Stringent screening strategy significantly reduces reactivation rates of tuberculosis in patients
Stringent screening strategy significantly reduces reactivation rates of tuberculosis in patients with inflammatory bowel disease on anti-TNF therapy in tuberculosis endemic region.
Peeyush Kumar, Sudheer K Vuyyuru, Bhaskar Kante, Pabitra Sahu, Sandeep Goyal, Deepak Madhu, Saransh Jain, Mukesh Kumar Ranjan, Sandeep Mundhra, Rithvik Golla, Mukesh Singh, Shubi Virmani, Anvita Gupta, Nidhi Yadav, Mani Kalaivani, Raju Sharma, Prasenjit Das, Govind Makharia, Saurabh Kedia, Vineet Ahuja
Published in Jun 2022, Alimentary pharmacology and therapeutics
Background Anti-tumor necrosis factor (anti-TNF) therapy use in patients with inflammatory bowel disease (IBD) leads to an increased risk of tuberculosis (TB) reactivation despite latent tuberculosis (LTB) screening, especially in TB endemic regions.
Aim We evaluated the effect of stringent screening strategy and LTB prophylaxis on TB reactivation.Methods We performed an ambispective comparison between patients who received anti-TNF therapy after January 2019 (late cohort) and between Jan 2005 and Jan 2019 (early cohort).

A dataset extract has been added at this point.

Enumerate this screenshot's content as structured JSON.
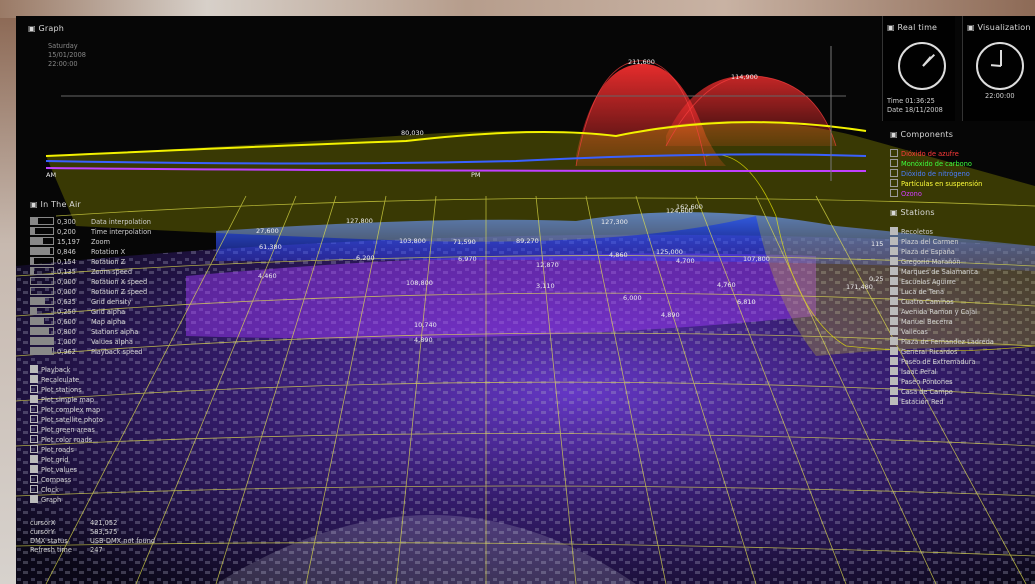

Late cohort patients were subjected to stringent screening criteria which included all: history of past TB/recent contact with active TB, chest X-ray, CT (computed tomography) chest, IGRA (interferon-gamma release assay), TST (tuberculin skin test), and if any positive were given chemoprophylaxis. A cohort comparison was done to evaluate for risk reduction of TB following the stringent screening strategy.
Results One hundred seventy-one patients (63: ulcerative colitis/108: Crohn’s disease, mean age diagnosis: 28.5 ± 13.4 years, 60% males, median follow-up duration after anti-TNF: 33 months [interquartile range: 23–57 months]) were included. Among the 112 in the early cohort, 29 (26%) underwent complete TB screening, 22 (19.6%) had LTB, 10 (9%) received chemoprophylaxis, and 19 (17%) developed TB. In comparison, in the late cohort, 100% of patients underwent complete TB screening, 26 (44%) had LTB, 23 (39%) received chemoprophylaxis, and only 1(1.7%) developed TB (p < 0.01). On survival analysis, patients in early cohort had a higher probability of TB reactivation compared with the late cohort (HR: 14.52 (95% CI: 1.90–110.61 [p = 0.01]) after adjusting for gender, age at anti-TNF initiation, concomitant immunosuppression, anti-TNF doses, and therapy escalation.
Conclusion The high risk of TB reactivation with anti-TNF therapy in TB endemic regions can be significantly mitigated with stringent LTB screening and chemoprophylaxis.